Ce seront donc les membres de l’administration de l’établissement public du culte qui feront librement la dévolution, et cela dans tous les cas. Ils joueront en quelque sorte le rôle d’un liquidateur à l’heure de la distribution des deniers aux créanciers vérifiés.
Les biens grevés d’une affectation charitable ou étrangère à l’exercice du culte seront attribués aux services publics ou d’utilité publique. Ici, cependant, l’attribution ne sera pas libre absolument. Il s’agit, en effet, de biens appartenant, en droit naturel, non à la collectivité religieuse mais aux pauvres ou, pour les biens scolaires, aux écoliers. Il était juridique, il était prudent, de soumettre à l’approbation du préfet, tuteur légal des établissements publics ou d’utilité publique, appelés à recevoir ces nouvelles ressources, l’affectation qui en était faite.
A défaut d’une telle disposition, l’établissement public du culte aurait pu détourner tout ou partie de ces biens de leur destination normale.

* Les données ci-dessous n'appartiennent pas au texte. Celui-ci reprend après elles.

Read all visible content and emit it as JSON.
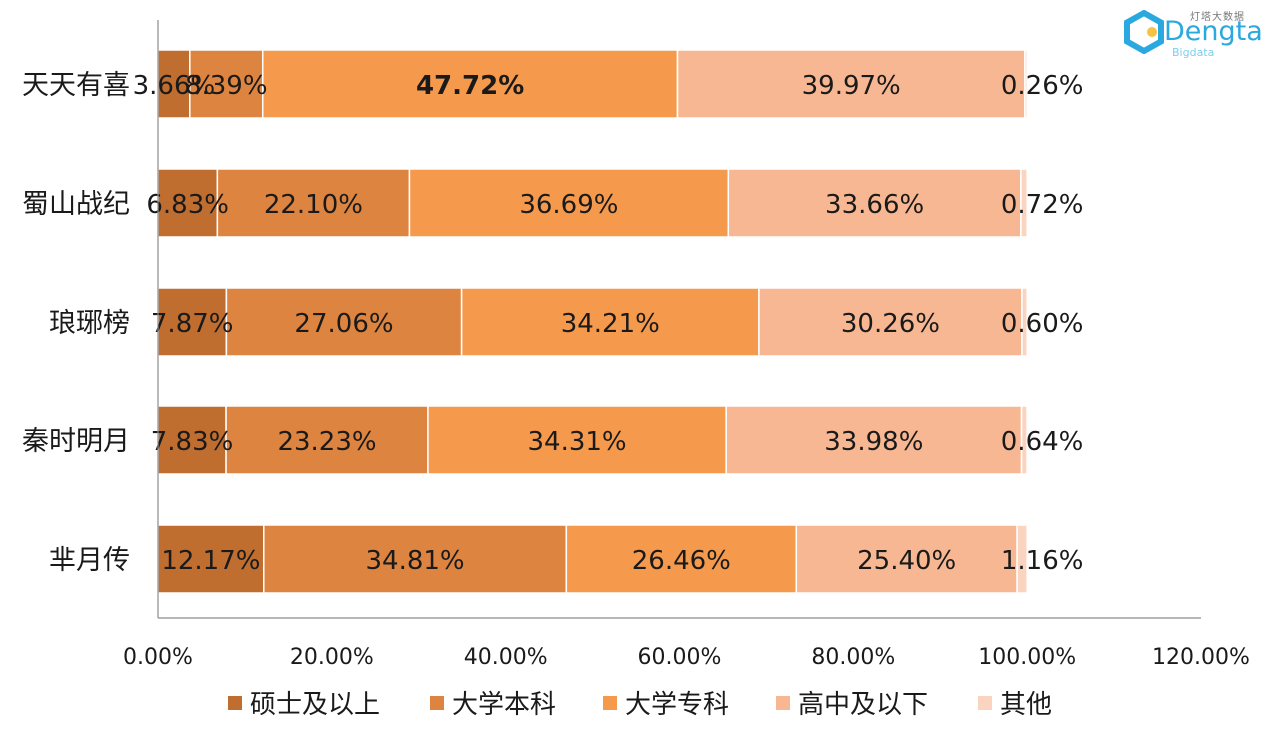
{
  "logo": {
    "word": "Dengta",
    "sub": "Bigdata",
    "cn": "灯塔大数据"
  },
  "chart_data": {
    "type": "bar",
    "orientation": "horizontal",
    "stacked": true,
    "categories": [
      "天天有喜",
      "蜀山战纪",
      "琅琊榜",
      "秦时明月",
      "芈月传"
    ],
    "series": [
      {
        "name": "硕士及以上",
        "color": "#c06d30",
        "values": [
          3.66,
          6.83,
          7.87,
          7.83,
          12.17
        ],
        "labels": [
          "3.66%",
          "6.83%",
          "7.87%",
          "7.83%",
          "12.17%"
        ]
      },
      {
        "name": "大学本科",
        "color": "#dd8440",
        "values": [
          8.39,
          22.1,
          27.06,
          23.23,
          34.81
        ],
        "labels": [
          "8.39%",
          "22.10%",
          "27.06%",
          "23.23%",
          "34.81%"
        ]
      },
      {
        "name": "大学专科",
        "color": "#f59a4d",
        "values": [
          47.72,
          36.69,
          34.21,
          34.31,
          26.46
        ],
        "labels": [
          "47.72%",
          "36.69%",
          "34.21%",
          "34.31%",
          "26.46%"
        ]
      },
      {
        "name": "高中及以下",
        "color": "#f7b792",
        "values": [
          39.97,
          33.66,
          30.26,
          33.98,
          25.4
        ],
        "labels": [
          "39.97%",
          "33.66%",
          "30.26%",
          "33.98%",
          "25.40%"
        ]
      },
      {
        "name": "其他",
        "color": "#fbd4c0",
        "values": [
          0.26,
          0.72,
          0.6,
          0.64,
          1.16
        ],
        "labels": [
          "0.26%",
          "0.72%",
          "0.60%",
          "0.64%",
          "1.16%"
        ]
      }
    ],
    "bold_label": {
      "category_index": 0,
      "series_index": 2
    },
    "xlim": [
      0,
      120
    ],
    "x_ticks": [
      "0.00%",
      "20.00%",
      "40.00%",
      "60.00%",
      "80.00%",
      "100.00%",
      "120.00%"
    ],
    "legend_position": "bottom",
    "grid": false
  }
}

Mais pour qu’en sens contraire, le préfet n’exerce pas abusivement les pouvoirs qui lui sont ainsi conférés, l’article 5 stipule qu’en cas de non approbation il sera statué par décret en Conseil d’Etat.

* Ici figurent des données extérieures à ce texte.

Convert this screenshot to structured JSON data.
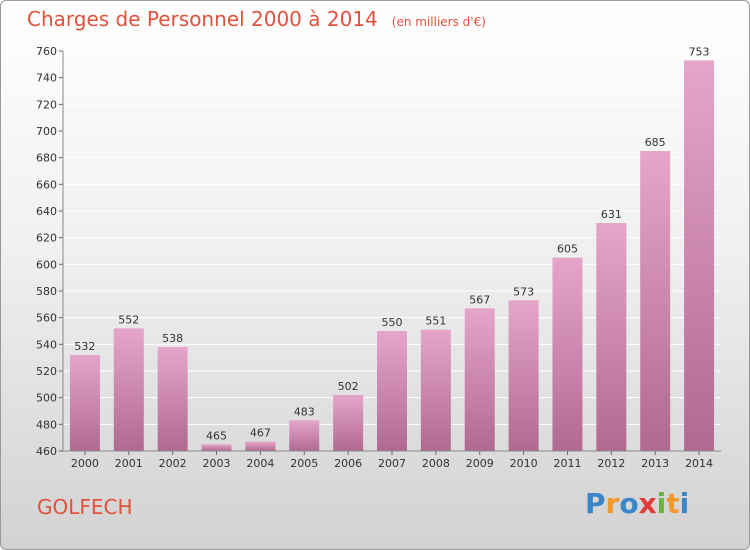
{
  "title": "Charges de Personnel 2000 à 2014",
  "subtitle": "(en milliers d'€)",
  "town": "GOLFECH",
  "logo": {
    "text": "Proxiti",
    "letters": [
      {
        "ch": "P",
        "color": "#3a86c8"
      },
      {
        "ch": "r",
        "color": "#f29a2e"
      },
      {
        "ch": "o",
        "color": "#3a86c8"
      },
      {
        "ch": "x",
        "color": "#e23b3b"
      },
      {
        "ch": "i",
        "color": "#6cb33f"
      },
      {
        "ch": "t",
        "color": "#f29a2e"
      },
      {
        "ch": "i",
        "color": "#3a86c8"
      }
    ]
  },
  "colors": {
    "title": "#e0523c",
    "bar_top": "#e6a5cb",
    "bar_bottom": "#b06a92",
    "grid": "#ffffff"
  },
  "chart_data": {
    "type": "bar",
    "title": "Charges de Personnel 2000 à 2014",
    "xlabel": "",
    "ylabel": "",
    "categories": [
      "2000",
      "2001",
      "2002",
      "2003",
      "2004",
      "2005",
      "2006",
      "2007",
      "2008",
      "2009",
      "2010",
      "2011",
      "2012",
      "2013",
      "2014"
    ],
    "values": [
      532,
      552,
      538,
      465,
      467,
      483,
      502,
      550,
      551,
      567,
      573,
      605,
      631,
      685,
      753
    ],
    "ylim": [
      460,
      760
    ],
    "yticks": [
      460,
      480,
      500,
      520,
      540,
      560,
      580,
      600,
      620,
      640,
      660,
      680,
      700,
      720,
      740,
      760
    ],
    "grid": true,
    "legend": "none"
  }
}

Quant aux biens qui ont une destination strictement religieuse, l’établissement public du culte les transmet toujours, et librement, à l’association cultuelle de son choix. Si une contestation s’élève au sujet de la dévolution ainsi faite, le tribunal civil décide, saisi par le ministère public ou tout intéressé.

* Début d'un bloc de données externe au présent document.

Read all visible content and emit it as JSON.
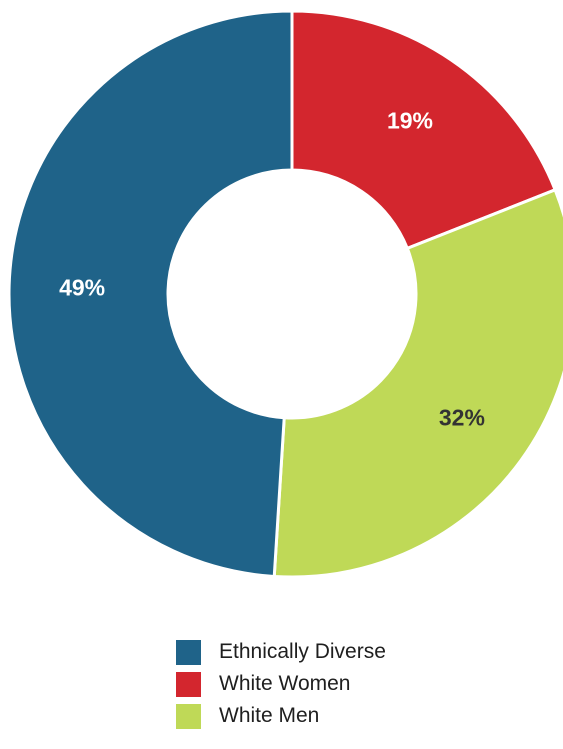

Le tribunal civil n’est pas dans ce cas seulement arbitre, il est juge au sens complet du mot. C’est-à-dire qu’il statue suivant la procédure du droit commun. C’est une nouvelle compétence qui lui est attribuée par le projet de loi. Les parties intéressées pourront faire appel du jugement d’après les règles du Code de procédure et se pourvoir en cassation. Mais ici une observation est nécessaire.
Le tribunal civil s’inspirera pour sa décision de trois motifs principaux. Deux de droit: Les associations sont-elles légalement formées dans les termes de la loi de 1901 et de la loi de séparation de l’Eglise et de l’Etat? La dévolution des biens a-t-elle été faite régulièrement et dans les délais prescrits?
L’autre de fait: Ces associations sont-elles sérieuses? Quelle est celle, ou quelles sont celles qui continuent à représenter les fidèles et peuvent légitimement revendiquer au nom de leur collectivité? Il n’est pas douteux que, pour ce troisième point, le nombre des membres qui composent l’association et leur personnalité elle-même fourniront des présomptions précieuses.
Devant la Cour de cassation la preuve du fait n’étant point admise, les pourvois ne pourront se former que pour composition illégale des associations auxquelles les tribunaux civils auraient donné gain de cause: pour défaut de motif ou pour violation des règles essentielles à la validité des décisions judiciaires.